Mais uma importante e oportuna contribuição para o nosso trabalho Mobilização para a Cidadania e Qualidade vem de artigo publicado no jornal ESTADO DE MINAS, mesma edição, caderno OPINIÃO, página 7, de autoria de DOM WALMOR OLIVEIRA DE AZEVEDO, arcebispo metropolitano de Belo Horizonte, e que merece igualmente integral transcrição:

“Paz e força interior
        O dom da paz é um bem a ser conquistado e cultivado permanentemente. Dizer “somos da paz”, não apenas como simples slogan, mas a partir da força própria da linguagem, produz efeitos sobre a consciência coletiva e no interior de cada pessoa. Para cultivar a prática de dizer e viver a expressão “somos da paz”, é preciso mobilizar esforços de toda ordem. Torna-se imprescindível investir na educação para a paz. Esse exercício urge e requer o envolvimento permanente de famílias, igrejas, escolas, governos e os mais variados segmentos da sociedade. Um grande mutirão sem o qual o avanço em direção à conquista desse dom estará comprometido. A meta e a dinâmica para o cultivo do dom da paz têm uma inteligente indicação do apóstolo Paulo que, escrevendo aos romanos, diz: “Não te deixes vencer pelo mal, vence antes o mal com o bem” (Rom 12,21). Trata-se de um exercício existencial que produz efeitos imediatos. Afasta os riscos e prejuízos que fatalmente surgem quando a fúria, a intolerância, o revide e a vingança tomam conta do coração humano.

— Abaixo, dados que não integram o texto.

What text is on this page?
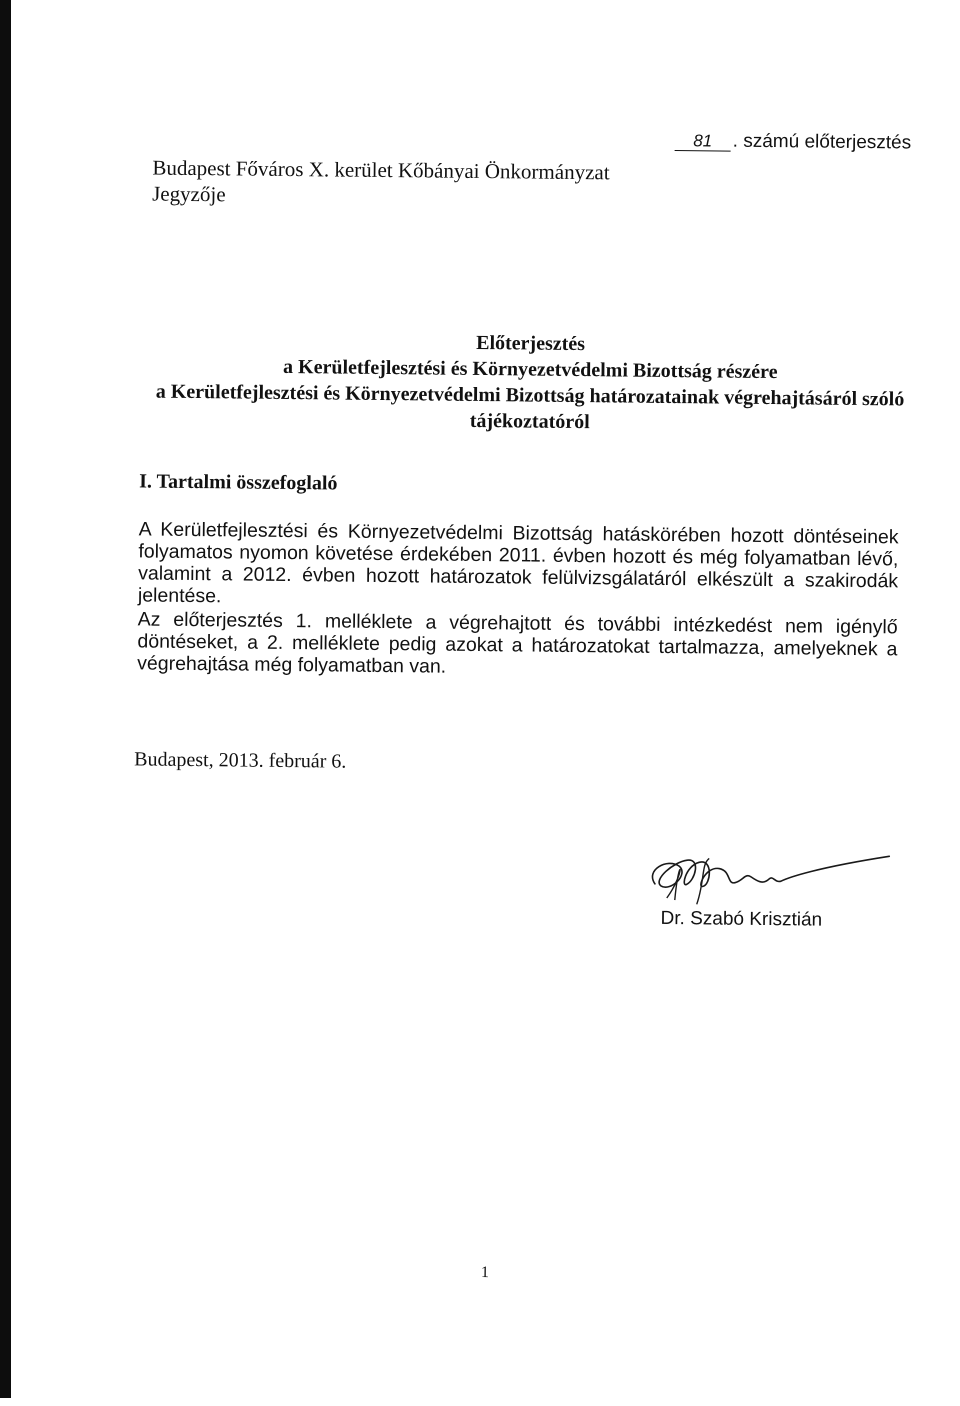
81 . számú előterjesztés
Budapest Főváros X. kerület Kőbányai Önkormányzat
Jegyzője
Előterjesztés
a Kerületfejlesztési és Környezetvédelmi Bizottság részére
a Kerületfejlesztési és Környezetvédelmi Bizottság határozatainak végrehajtásáról szóló
tájékoztatóról
I. Tartalmi összefoglaló
A Kerületfejlesztési és Környezetvédelmi Bizottság hatáskörében hozott döntéseinek folyamatos nyomon követése érdekében 2011. évben hozott és még folyamatban lévő, valamint a 2012. évben hozott határozatok felülvizsgálatáról elkészült a szakirodák jelentése.
Az előterjesztés 1. melléklete a végrehajtott és további intézkedést nem igénylő döntéseket, a 2. melléklete pedig azokat a határozatokat tartalmazza, amelyeknek a végrehajtása még folyamatban van.
Budapest, 2013. február 6.
Dr. Szabó Krisztián
1
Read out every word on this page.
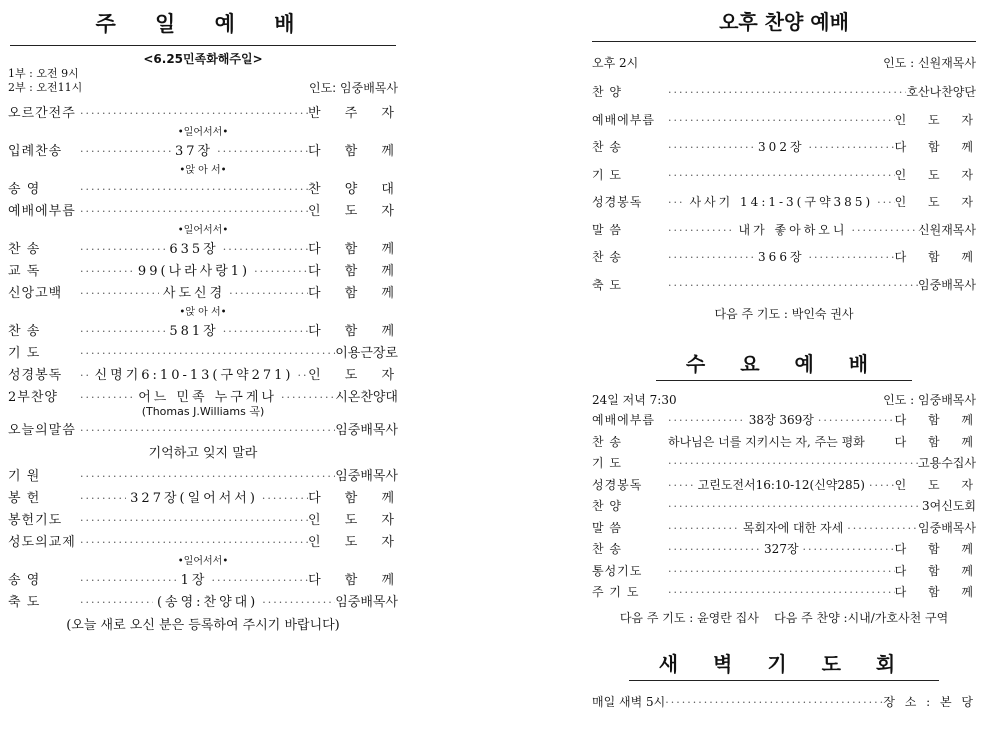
주 일 예 배
<6.25민족화해주일>
1부 : 오전 9시
2부 : 오전11시	인도: 임중배목사
오르간전주 ·····	반 주 자
•일어서서•
입례찬송 ·····	37장 ·····	다 함 께
•앉 아 서•
송 영 ·····	찬 양 대
예배에부름 ·····	인 도 자
•일어서서•
찬 송 ·····	635장 ·····	다 함 께
교 독 ·····	99(나라사랑1) ·····	다 함 께
신앙고백 ·····	사도신경 ·····	다 함 께
•앉 아 서•
찬 송 ·····	581장 ·····	다 함 께
기 도 ·····	이용근장로
성경봉독 ·····	신명기6:10-13(구약271) ·····	인 도 자
2부찬양 ·····	어느 민족 누구게나 ·····	시온찬양대
(Thomas J.Williams 곡)
오늘의말씀 ·····	임중배목사
기억하고 잊지 말라
기 원 ·····	임중배목사
봉 헌 ·····	327장(일어서서) ·····	다 함 께
봉헌기도 ·····	인 도 자
성도의교제 ·····	인 도 자
•일어서서•
송 영 ·····	1장 ·····	다 함 께
축 도 ·····	(송영:찬양대) ·····	임중배목사
(오늘 새로 오신 분은 등록하여 주시기 바랍니다)
오후 찬양 예배
오후 2시	인도 : 신원재목사
찬 양 ·····	호산나찬양단
예배에부름 ·····	인 도 자
찬 송 ·····	302장 ·····	다 함 께
기 도 ·····	인 도 자
성경봉독 ·····	사사기 14:1-3(구약385) ·····	인 도 자
말 씀 ·····	내가 좋아하오니 ·····	신원재목사
찬 송 ·····	366장 ·····	다 함 께
축 도 ·····	임중배목사
다음 주 기도 : 박인숙 권사
수 요 예 배
24일 저녁 7:30	인도 : 임중배목사
예배에부름 ·····	38장 369장 ·····	다 함 께
찬 송	하나님은 너를 지키시는 자, 주는 평화	다 함 께
기 도 ·····	고용수집사
성경봉독 ·····	고린도전서16:10-12(신약285) ·····	인 도 자
찬 양 ·····	3여신도회
말 씀 ·····	목회자에 대한 자세 ·····	임중배목사
찬 송 ·····	327장 ·····	다 함 께
통성기도 ·····	다 함 께
주 기 도 ·····	다 함 께
다음 주 기도 : 윤영란 집사    다음 주 찬양 :시내/가호사천 구역
새 벽 기 도 회
매일 새벽 5시 ·····	장 소 : 본 당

         Perder a paz interior tem se tornado cada vez mais comum porque não se respeita o compromisso com a verdade e com a justiça. Multiplicam-se fatos e ocorrências que revelam os absurdos praticados nas ruas, com confrontos que ferem não só a dignidade humana, mas também têm provocado outras modalidades vergonhosas de lesões – morais e corporais. As estatísticas da violência, de variados tipos, os confrontos entre pessoas, grupos e diferentes segmentos da sociedade brasileira comprovam o tamanho do problema. Talvez por ser uma nação-continente, com regiões separadas por grandes distâncias, aqui tudo se dilui sem produzir impactos proporcionais aos acontecimentos. As reações concentram-se nos territórios em que determinada ocorrência grave se desenvolveu e tornam-se mais pontuais nas regiões mais distantes.

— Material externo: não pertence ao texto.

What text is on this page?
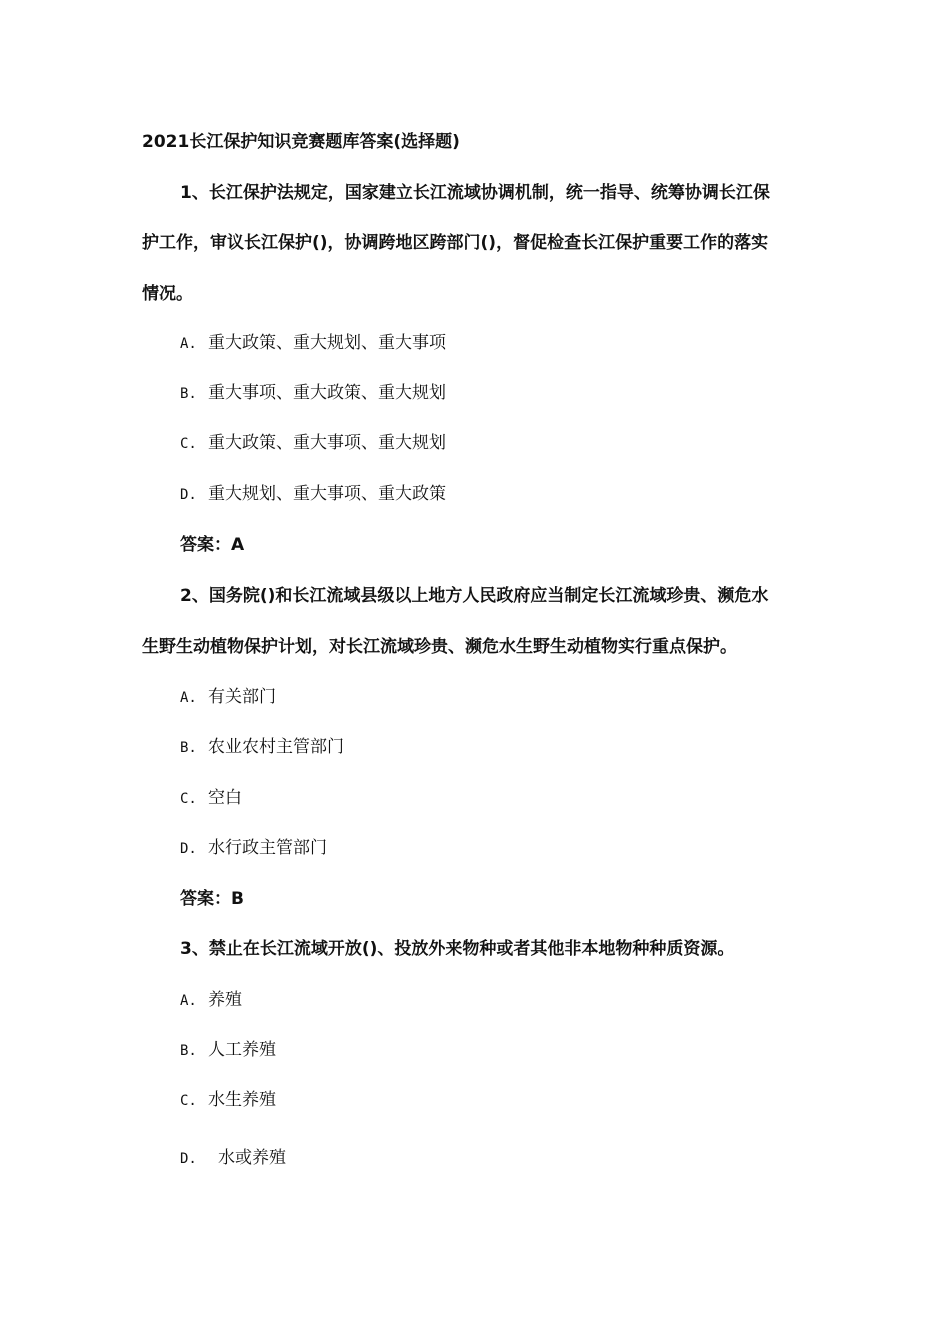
2021长江保护知识竞赛题库答案(选择题)
1、长江保护法规定，国家建立长江流域协调机制，统一指导、统筹协调长江保
护工作，审议长江保护()，协调跨地区跨部门()，督促检查长江保护重要工作的落实
情况。
A. 重大政策、重大规划、重大事项
B. 重大事项、重大政策、重大规划
C. 重大政策、重大事项、重大规划
D. 重大规划、重大事项、重大政策
答案：A
2、国务院()和长江流域县级以上地方人民政府应当制定长江流域珍贵、濒危水
生野生动植物保护计划，对长江流域珍贵、濒危水生野生动植物实行重点保护。
A. 有关部门
B. 农业农村主管部门
C. 空白
D. 水行政主管部门
答案：B
3、禁止在长江流域开放()、投放外来物种或者其他非本地物种种质资源。
A. 养殖
B. 人工养殖
C. 水生养殖
D. 水或养殖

         Porém, basta olhar para o conjunto da sociedade e perceber os prejuízos generalizados que surgem a partir da ausência de diálogo, das imposições e da indiferença em relação à dos mais sofridos e pobres. A sociedade está, cada vez mais, envolvida em um campo de batalha homicida e algoz. É preciso um esforço social dos grupos e segmentos, com a indispensável parcela da contribuição de cada pessoa a partir de elaborada e educada consciência social e política, para que se possa sair desse círculo vicioso da violência. Deve-se buscar a justiça, que, infelizmente, muitas vezes, não é meta de instâncias governamentais, religiosas, organizações e líderes diversos.

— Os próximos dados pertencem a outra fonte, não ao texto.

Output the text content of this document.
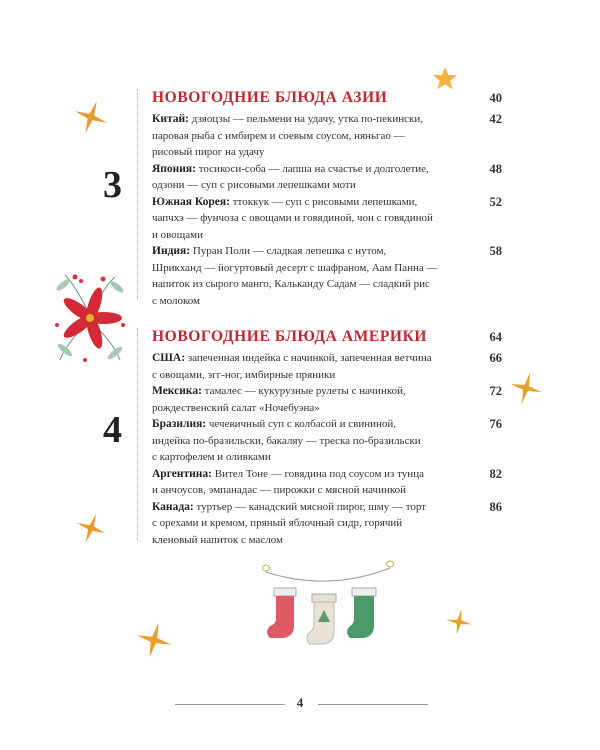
3
4
НОВОГОДНИЕ БЛЮДА АЗИИ	40
Китай: дзяоцзы — пельмени на удачу, утка по-пекински,
паровая рыба с имбирем и соевым соусом, няньгао —
рисовый пирог на удачу
42
Япония: тосикоси-соба — лапша на счастье и долголетие,
одзони — суп с рисовыми лепешками моти
48
Южная Корея: ттоккук — суп с рисовыми лепешками,
чапчхэ — фунчоза с овощами и говядиной, чон с говядиной
и овощами
52
Индия: Пуран Поли — сладкая лепешка с нутом,
Шрикханд — йогуртовый десерт с шафраном, Аам Панна —
напиток из сырого манго, Кальканду Садам — сладкий рис
с молоком
58
НОВОГОДНИЕ БЛЮДА АМЕРИКИ	64
США: запеченная индейка с начинкой, запеченная ветчина
с овощами, эгг-ног, имбирные пряники
66
Мексика: тамалес — кукурузные рулеты с начинкой,
рождественский салат «Ночебуэна»
72
Бразилия: чечевичный суп с колбасой и свининой,
индейка по-бразильски, бакаляу — треска по-бразильски
с картофелем и оливками
76
Аргентина: Вител Тоне — говядина под соусом из тунца
и анчоусов, эмпанадас — пирожки с мясной начинкой
82
Канада: туртьер — канадский мясной пирог, шму — торт
с орехами и кремом, пряный яблочный сидр, горячий
кленовый напиток с маслом
86
4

         Distorcida a verdade e desfigurado o compromisso com a justiça, instala-se a tirania dos conchavos, acirra-se a busca sem limites pelo poder, a presença de medíocres, que não são capazes de fazer a sociedade alcançar respostas novas, em postos estratégicos. Urgente e prioritário é o investimento na recomposição da gramática da lei moral na consciência de todos. As manifestações sociais e políticas do mal, nos cenários da sociedade, indicam estado de emergência. Afrontar essa realidade complexa e abrangente que vem comprometendo a paz depende de políticas públicas, de ações governamentais, de protagonismos dos segmentos da sociedade e de contribuições religiosas mais significativas.
         Vale, no entanto, tomar em consideração o princípio fundamental, com efeito imediato sobre a realidade, qualificador das relações: cada pessoa compreender-se como coração da paz. Ser coração da paz é um projeto pessoal que prioriza o cultivo da força interior. Fala-se hoje de todo tipo de força. Entre outras, comenta-se sobre a força política para se ganharem as eleições, fazer “passar” projetos, inclusive os que não respeitam os interesses sociais. Há também a força econômica – relacionada ao poder sustentado pelo dinheiro, muitas vezes alicerçada no sofrimento de quem vive na miséria e na fome.
         Pouco se comenta, no entanto, sobre a força interior, verdadeira espiritualidade, que é a indispensável competência para uma leitura humanística da realidade, com desdobramentos incidentes de escolhas e decisões que favoreçam mudanças mais rápidas em resposta aos problemas e clamores do povo. A força interior, cultivada na espiritualidade, meditação e silêncio, é que salvará pessoas e segmentos da mediocridade. Sustentará a audácia que leva à construção da paz. Sem força interior, impera a mediocridade. A mediocridade compromete a paz.”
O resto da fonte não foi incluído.